The Emergence of Me...

“One never learns how the witch became wicked, or whether that was the right choice for her~is it ever the right choice? Does the devil ever struggle to be good again, or if so is he not a devil?" - Gregory Maguire (Wicked, The Life and Times of the Wicked Witch of the West)

{I haven’t blogged in a while and like I said before, I wont be doing so on a frequent basis as I have in the past}
As this year draws to an end, I've realized I've changed a lot. A coming of age of some sort. A lot of things died inside of me this year. My dreams. Long standing beliefs and notions. LOVE. Two of the biggest losses were faith and hope. I came face to face with my own heart and what I thought was my heart’s desire, turned out to be only an illusion. I became aware that I no longer want to get married. Im a free spirit and I do not want to be tied to anyone. If I were married, I would most certainly cheat. I like dating/flirting/whatever with different people, with no roots to anyone in particular. Whoever suits my mood that day. I have a short attention span: today I like you, tomorrow I don’t. And the day after that, well...I just may hate you. Such is my randomness. I think I was always like that but even more so after the Beast and our bizarre, surreal on/off relationship. Yet for all his beastliness, he showed me more about myself and life than everything else combined. He was destined to cross paths with me. To awaken me from the coma-like stupor I’ve spent most of my life in. He’s completely gone from my life now and has been since the beginning of this year. and that’s the way it should be.
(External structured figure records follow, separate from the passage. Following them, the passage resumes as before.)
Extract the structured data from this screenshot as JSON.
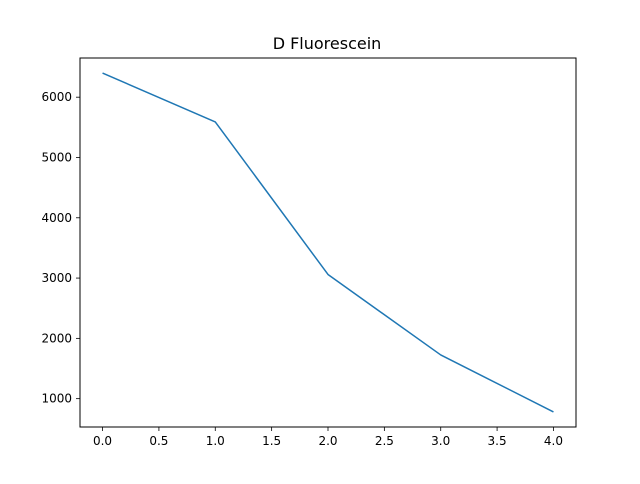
{
  "chart_data": {
    "type": "line",
    "title": "D Fluorescein",
    "xlabel": "",
    "ylabel": "",
    "x": [
      0,
      1,
      2,
      3,
      4
    ],
    "series": [
      {
        "values": [
          6400,
          5590,
          3060,
          1725,
          780
        ],
        "color": "#1f77b4"
      }
    ],
    "xlim": [
      -0.2,
      4.2
    ],
    "ylim": [
      530,
      6650
    ],
    "xticks": [
      0.0,
      0.5,
      1.0,
      1.5,
      2.0,
      2.5,
      3.0,
      3.5,
      4.0
    ],
    "xtick_labels": [
      "0.0",
      "0.5",
      "1.0",
      "1.5",
      "2.0",
      "2.5",
      "3.0",
      "3.5",
      "4.0"
    ],
    "yticks": [
      1000,
      2000,
      3000,
      4000,
      5000,
      6000
    ],
    "ytick_labels": [
      "1000",
      "2000",
      "3000",
      "4000",
      "5000",
      "6000"
    ],
    "grid": false,
    "legend": "none"
  }
}
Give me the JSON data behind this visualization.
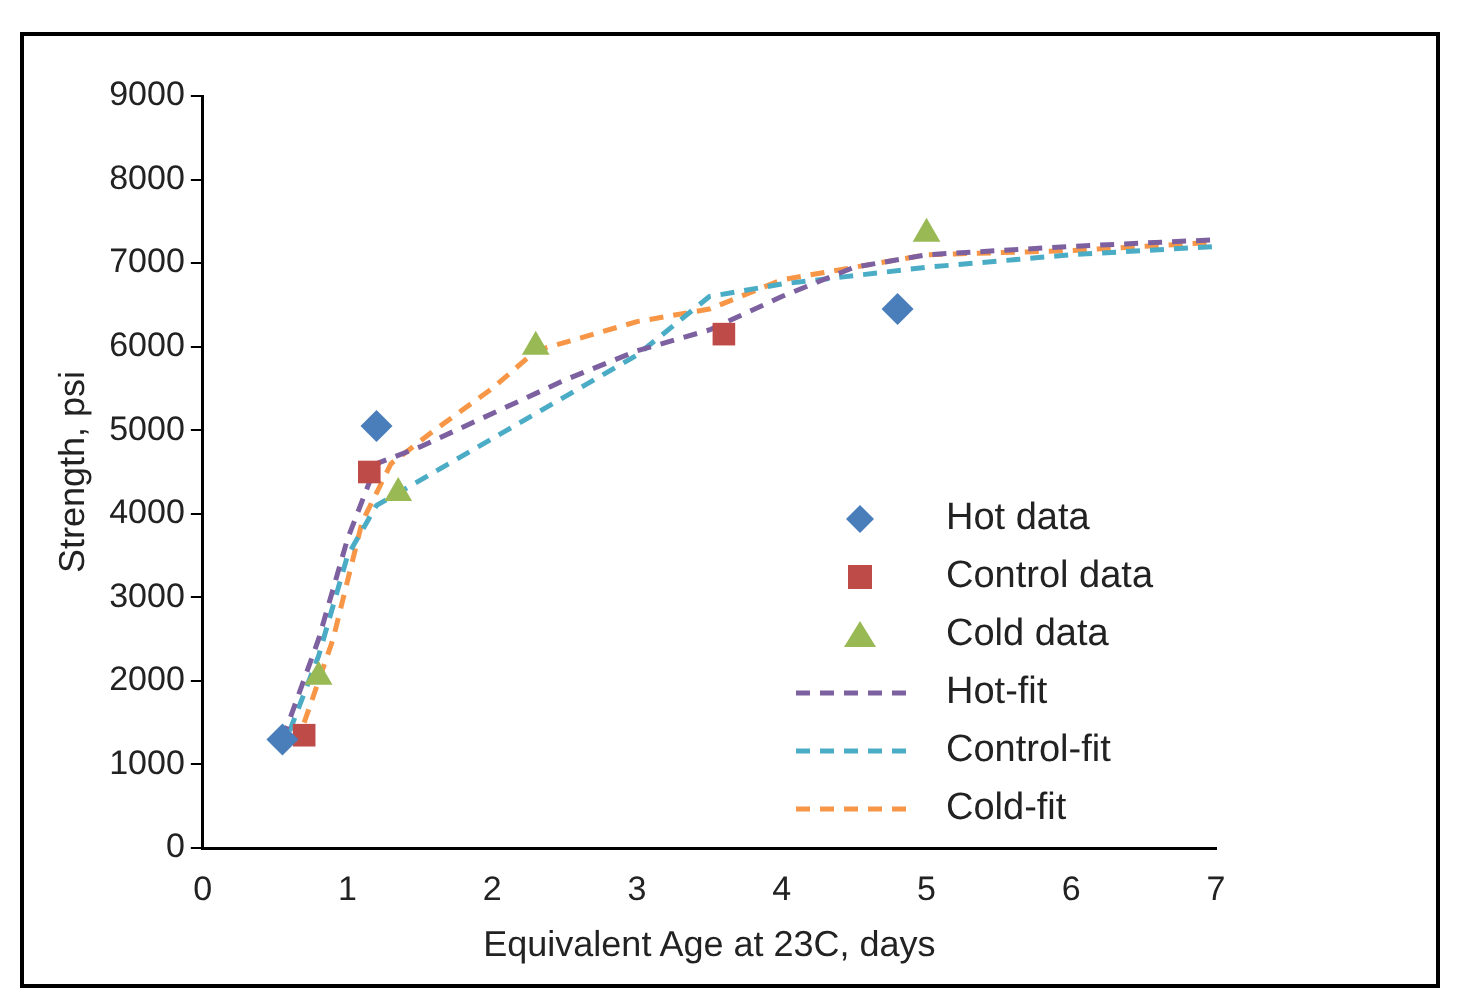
{
  "chart_data": {
    "type": "scatter",
    "xlabel": "Equivalent Age at 23C, days",
    "ylabel": "Strength, psi",
    "xlim": [
      0,
      7
    ],
    "xticks": [
      0,
      1,
      2,
      3,
      4,
      5,
      6,
      7
    ],
    "ylim": [
      0,
      9000
    ],
    "yticks": [
      0,
      1000,
      2000,
      3000,
      4000,
      5000,
      6000,
      7000,
      8000,
      9000
    ],
    "grid": false,
    "legend": "right",
    "series": [
      {
        "name": "Hot data",
        "type": "scatter",
        "marker": "diamond",
        "color": "#4a7ebb",
        "x": [
          0.55,
          1.2,
          4.8
        ],
        "values": [
          1300,
          5050,
          6450
        ]
      },
      {
        "name": "Control data",
        "type": "scatter",
        "marker": "square",
        "color": "#be4b48",
        "x": [
          0.7,
          1.15,
          3.6
        ],
        "values": [
          1350,
          4500,
          6150
        ]
      },
      {
        "name": "Cold data",
        "type": "scatter",
        "marker": "triangle",
        "color": "#98b954",
        "x": [
          0.8,
          1.35,
          2.3,
          5.0
        ],
        "values": [
          2050,
          4250,
          6000,
          7350
        ]
      },
      {
        "name": "Hot-fit",
        "type": "line",
        "marker": "none",
        "line_style": "dashed",
        "color": "#7d60a0",
        "x": [
          0.55,
          0.8,
          1.0,
          1.2,
          1.5,
          2,
          2.5,
          3,
          3.5,
          4,
          4.5,
          5,
          6,
          7
        ],
        "values": [
          1300,
          2500,
          3700,
          4600,
          4800,
          5200,
          5600,
          5950,
          6200,
          6600,
          6950,
          7100,
          7200,
          7280
        ]
      },
      {
        "name": "Control-fit",
        "type": "line",
        "marker": "none",
        "line_style": "dashed",
        "color": "#4bacc6",
        "x": [
          0.6,
          0.8,
          1.0,
          1.2,
          1.5,
          2,
          2.5,
          3,
          3.5,
          4,
          5,
          6,
          7
        ],
        "values": [
          1400,
          2300,
          3500,
          4100,
          4400,
          4900,
          5400,
          5900,
          6600,
          6750,
          6950,
          7100,
          7200
        ]
      },
      {
        "name": "Cold-fit",
        "type": "line",
        "marker": "none",
        "line_style": "dashed",
        "color": "#f79646",
        "x": [
          0.7,
          0.9,
          1.1,
          1.3,
          1.6,
          2,
          2.3,
          3,
          3.5,
          4,
          5,
          6,
          7
        ],
        "values": [
          1500,
          2500,
          3900,
          4600,
          5000,
          5500,
          5950,
          6300,
          6450,
          6800,
          7100,
          7150,
          7250
        ]
      }
    ]
  }
}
I don’t want to cross paths with him again. But my life is still tainted by him, his memory bleeding all over the other corners of my life. When I remember him, I still feel a thorn in my heart. My heart, though mostly healed, still holds a wound where he pricked me...the wound bleeds fresh, anytime I touch it. it bleeds a bitter blackness stench that makes me harder, colder...unyielding. Almost as if its turning me into stone. Making me indifferent to so many things, even God. Love turned to hate...and finally burned out till all that is left is a numb indifference. In the end, it doesn’t change who God is, it only changes me. My heart has grown hollow without Him. but even now, I don’t want to go back. I don’t know what I want really. Im sort of in limbo, wherever the wind takes me. I turned 35 last week. And for once it didn’t bother me getting older. Its taken me this long to finally feel comfortable in my own skin. To finally accept my flaws and shortcomings. No one is perfect. I take life as it comes, one day at a time. Whatever happens, happens and I dare not dream...nor hope again.